Contreras led off the fourth with a homer. Rizzo continued his resurgence with a solo drive in the fifth.

That was plenty for Hendricks, the major league ERA leader.

Hendricks left to a standing ovation after Josh Reddick singled with one out in the eighth. The only other hit Hendricks allowed was a single by Andrew Toles on the game's first pitch.

Kershaw, dominant in Game 2 shutout, gave up five runs and seven hits before being lifted for a pinch hitter in the sixth. He fell to 4-7 in the postseason.

The Dodgers haven't been to the World Series since winning in 1988.

Pitching on five days' rest, the three-time NL Cy Young Award winner threw 30 pitches in the first. Fowler led off with a double, and Bryant's single had the crowd shaking the 102-year-old ballpark.

They had more to cheer when left fielder Andrew Toles dropped Rizzo's fly, putting runners on second and third, and Ben Zobrist made it 2-0 a sacrifice fly.

The Cubs added a run in the second when Addison Russell doubled to deep left and scored on a two-out single by Fowler.


Maddon benched slumping right fielder Jason Heyward in favor of Albert Almora Jr.

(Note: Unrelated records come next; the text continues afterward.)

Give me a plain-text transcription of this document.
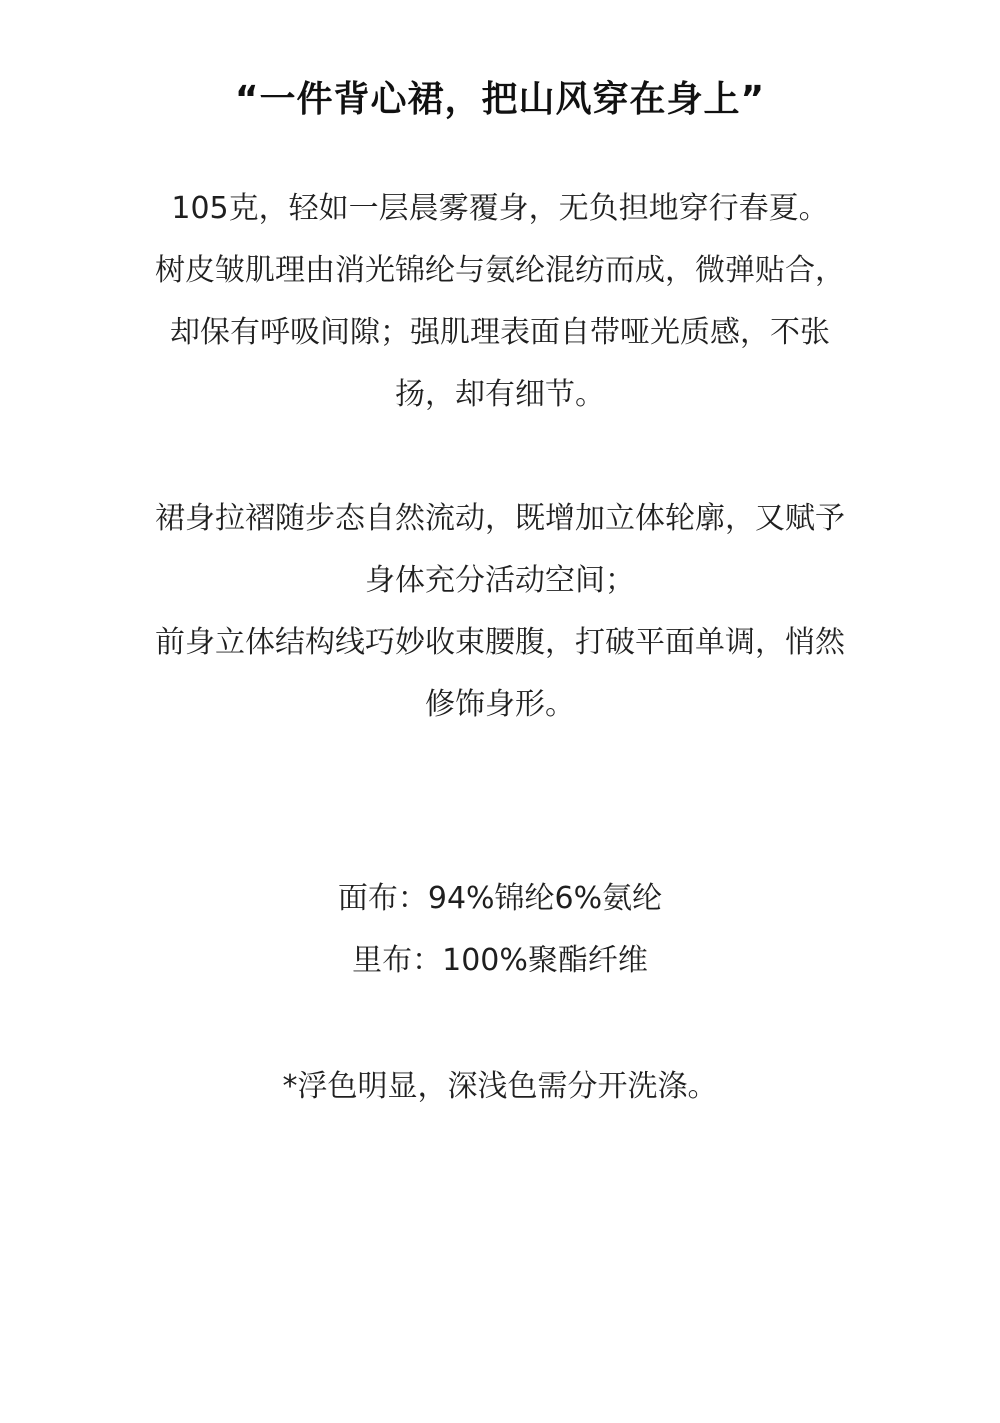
“一件背心裙，把山风穿在身上”

105克，轻如一层晨雾覆身，无负担地穿行春夏。

树皮皱肌理由消光锦纶与氨纶混纺而成，微弹贴合，

却保有呼吸间隙；强肌理表面自带哑光质感，不张

扬，却有细节。

裙身拉褶随步态自然流动，既增加立体轮廓，又赋予

身体充分活动空间；

前身立体结构线巧妙收束腰腹，打破平面单调，悄然

修饰身形。

面布：94%锦纶6%氨纶

里布：100%聚酯纤维

*浮色明显，深浅色需分开洗涤。
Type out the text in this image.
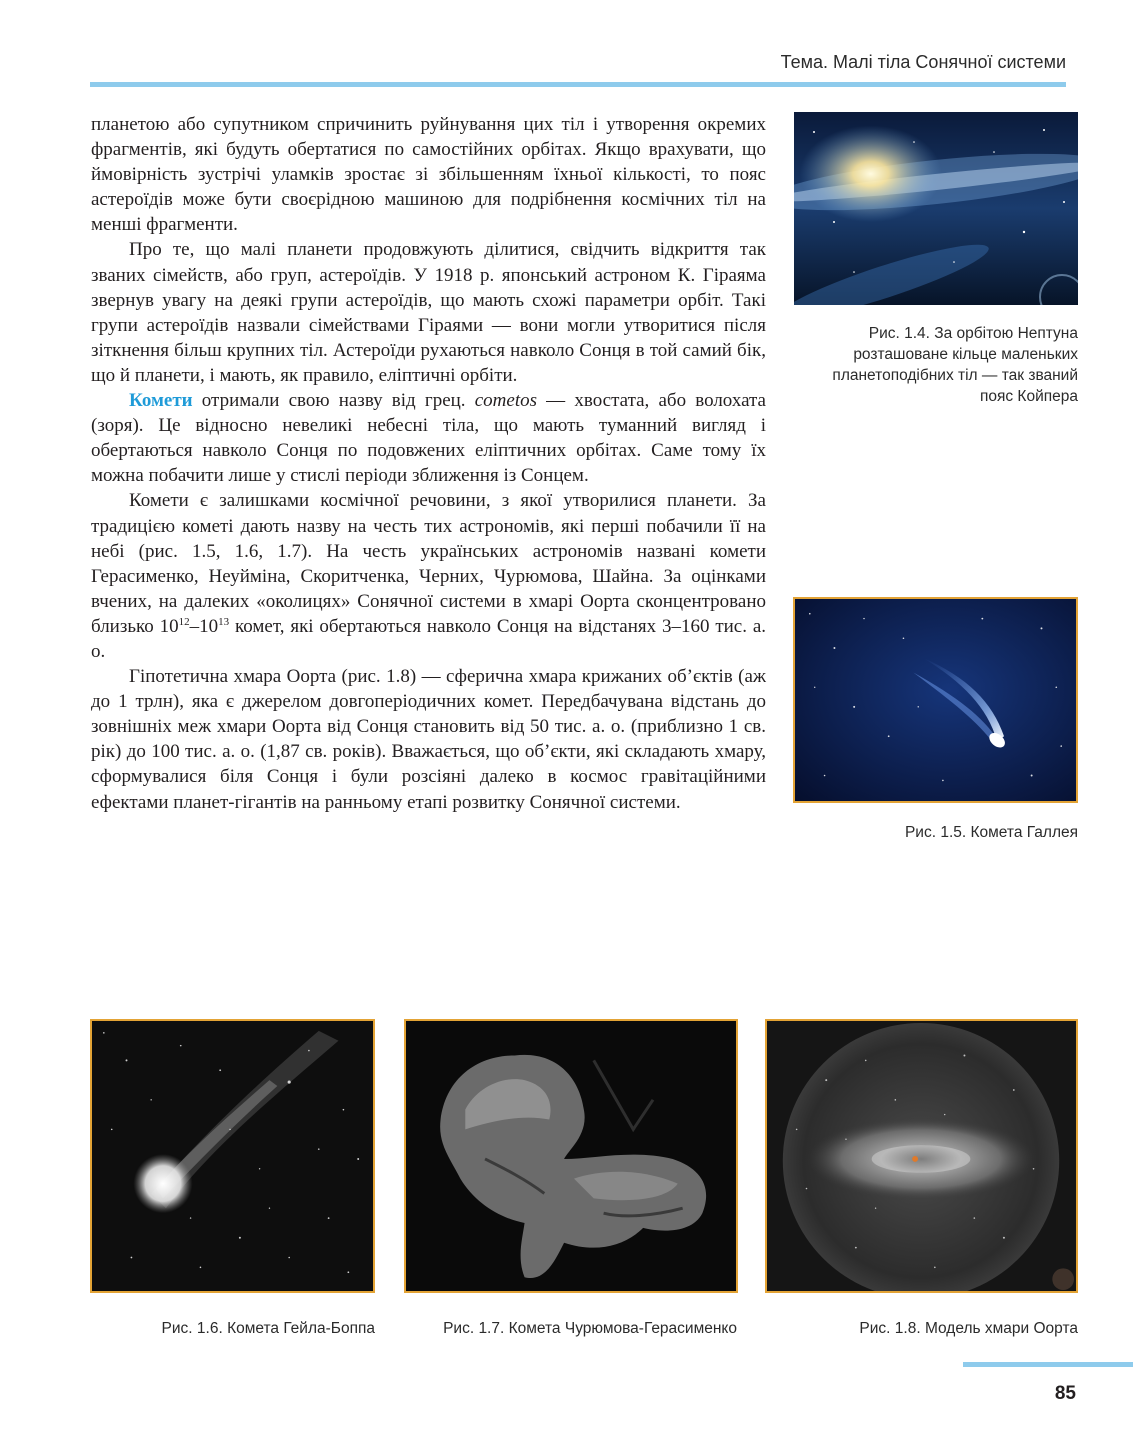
Тема. Малі тіла Сонячної системи

планетою або супутником спричинить руйнування цих тіл і утворення окремих фрагментів, які будуть обертатися по самостійних орбітах. Якщо врахувати, що ймовірність зустрічі уламків зростає зі збільшенням їхньої кількості, то пояс астероїдів може бути своєрідною машиною для подрібнення космічних тіл на менші фрагменти.

Про те, що малі планети продовжують ділитися, свідчить відкриття так званих сімейств, або груп, астероїдів. У 1918 р. японський астроном К. Гіраяма звернув увагу на деякі групи астероїдів, що мають схожі параметри орбіт. Такі групи астероїдів назвали сімействами Гіраями — вони могли утворитися після зіткнення більш крупних тіл. Астероїди рухаються навколо Сонця в той самий бік, що й планети, і мають, як правило, еліптичні орбіти.

Комети отримали свою назву від грец. cometos — хвостата, або волохата (зоря). Це відносно невеликі небесні тіла, що мають туманний вигляд і обертаються навколо Сонця по подовжених еліптичних орбітах. Саме тому їх можна побачити лише у стислі періоди зближення із Сонцем.

Комети є залишками космічної речовини, з якої утворилися планети. За традицією кометі дають назву на честь тих астрономів, які перші побачили її на небі (рис. 1.5, 1.6, 1.7). На честь українських астрономів названі комети Герасименко, Неуйміна, Скоритченка, Черних, Чурюмова, Шайна. За оцінками вчених, на далеких «околицях» Сонячної системи в хмарі Оорта сконцентровано близько $10^{12}-10^{13}$ комет, які обертаються навколо Сонця на відстанях 3–160 тис. а. о.

Гіпотетична хмара Оорта (рис. 1.8) — сферична хмара крижаних об’єктів (аж до 1 трлн), яка є джерелом довгоперіодичних комет. Передбачувана відстань до зовнішніх меж хмари Оорта від Сонця становить від 50 тис. а. о. (приблизно 1 св. рік) до 100 тис. а. о. (1,87 св. років). Вважається, що об’єкти, які складають хмару, сформувалися біля Сонця і були розсіяні далеко в космос гравітаційними ефектами планет-гігантів на ранньому етапі розвитку Сонячної системи.

Рис. 1.4. За орбітою Нептуна розташоване кільце маленьких планетоподібних тіл — так званий пояс Койпера
Рис. 1.5. Комета Галлея
Рис. 1.6. Комета Гейла-Боппа	Рис. 1.7. Комета Чурюмова-Герасименко	Рис. 1.8. Модель хмари Оорта
85
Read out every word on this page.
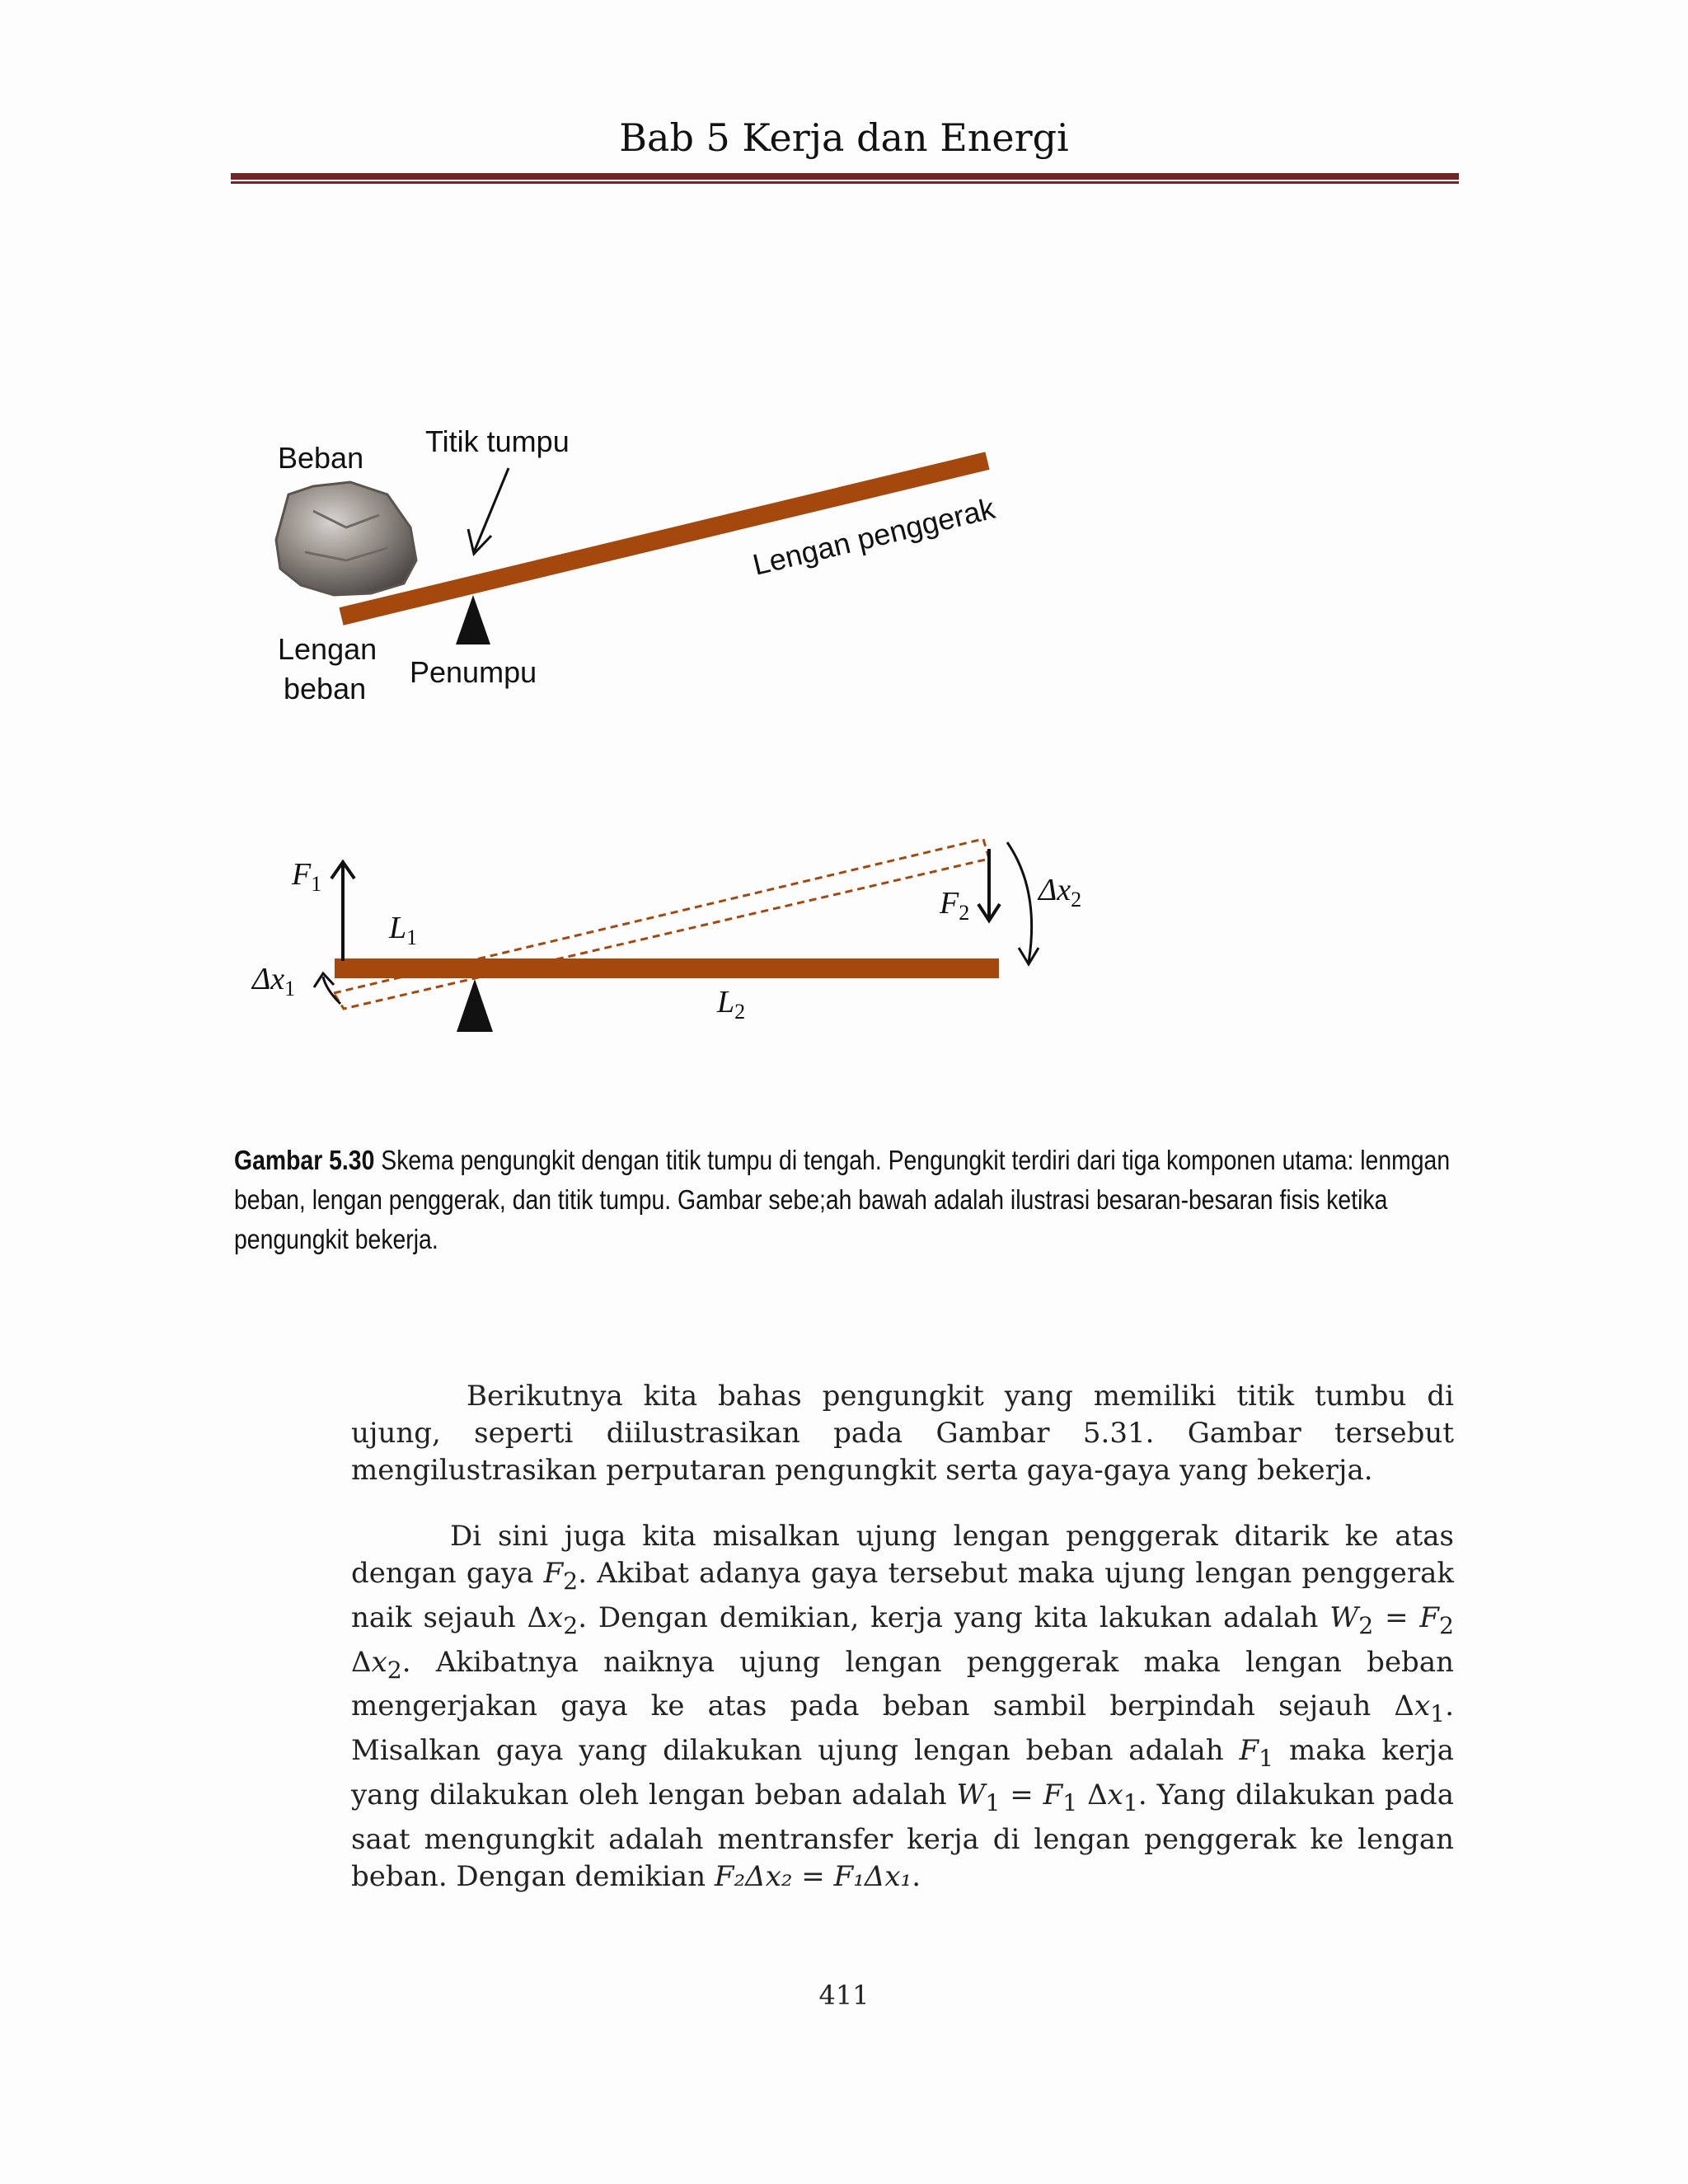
Bab 5 Kerja dan Energi
Beban Titik tumpu
Lengan penggerak
Lengan
beban Penumpu
$F_1$
$L_1$
$\Delta x_1$	$L_2$
$F_2$
$\Delta x_2$
Gambar 5.30 Skema pengungkit dengan titik tumpu di tengah. Pengungkit terdiri dari tiga komponen utama: lenmgan beban, lengan penggerak, dan titik tumpu. Gambar sebe;ah bawah adalah ilustrasi besaran-besaran fisis ketika pengungkit bekerja.

Berikutnya kita bahas pengungkit yang memiliki titik tumbu di ujung, seperti diilustrasikan pada Gambar 5.31. Gambar tersebut mengilustrasikan perputaran pengungkit serta gaya-gaya yang bekerja.

Di sini juga kita misalkan ujung lengan penggerak ditarik ke atas dengan gaya $F_2$. Akibat adanya gaya tersebut maka ujung lengan penggerak naik sejauh $\Delta x_2$. Dengan demikian, kerja yang kita lakukan adalah $W_2 = F_2$ $\Delta x_2$. Akibatnya naiknya ujung lengan penggerak maka lengan beban mengerjakan gaya ke atas pada beban sambil berpindah sejauh $\Delta x_1$. Misalkan gaya yang dilakukan ujung lengan beban adalah $F_1$ maka kerja yang dilakukan oleh lengan beban adalah $W_1 = F_1$ $\Delta x_1$. Yang dilakukan pada saat mengungkit adalah mentransfer kerja di lengan penggerak ke lengan beban. Dengan demikian F₂Δx₂ = F₁Δx₁.

411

"Kershaw's pitching, so I wanted to get one more right-handed bat in the lineup, and also with Albert I don't feel like we're losing anything on defense," Maddon said. "I know Jason's a Gold Glover, but I think Albert, given an opportunity to play often enough would be considered a Gold Glove-caliber outfielder, too."

Heyward was 2 for 28 in the playoffs - 1 for 16 in the NLCS.


Kerry Wood, wearing a Ron Santo jersey, threw out the first pitch and actor Jim Belushi delivered the "Play Ball!" call before the game. Pearl Jam front man Eddie Vedder and actor John Cusack were also in attendance. And Bulls great Scottie Pippen led the seventh-inning stretch.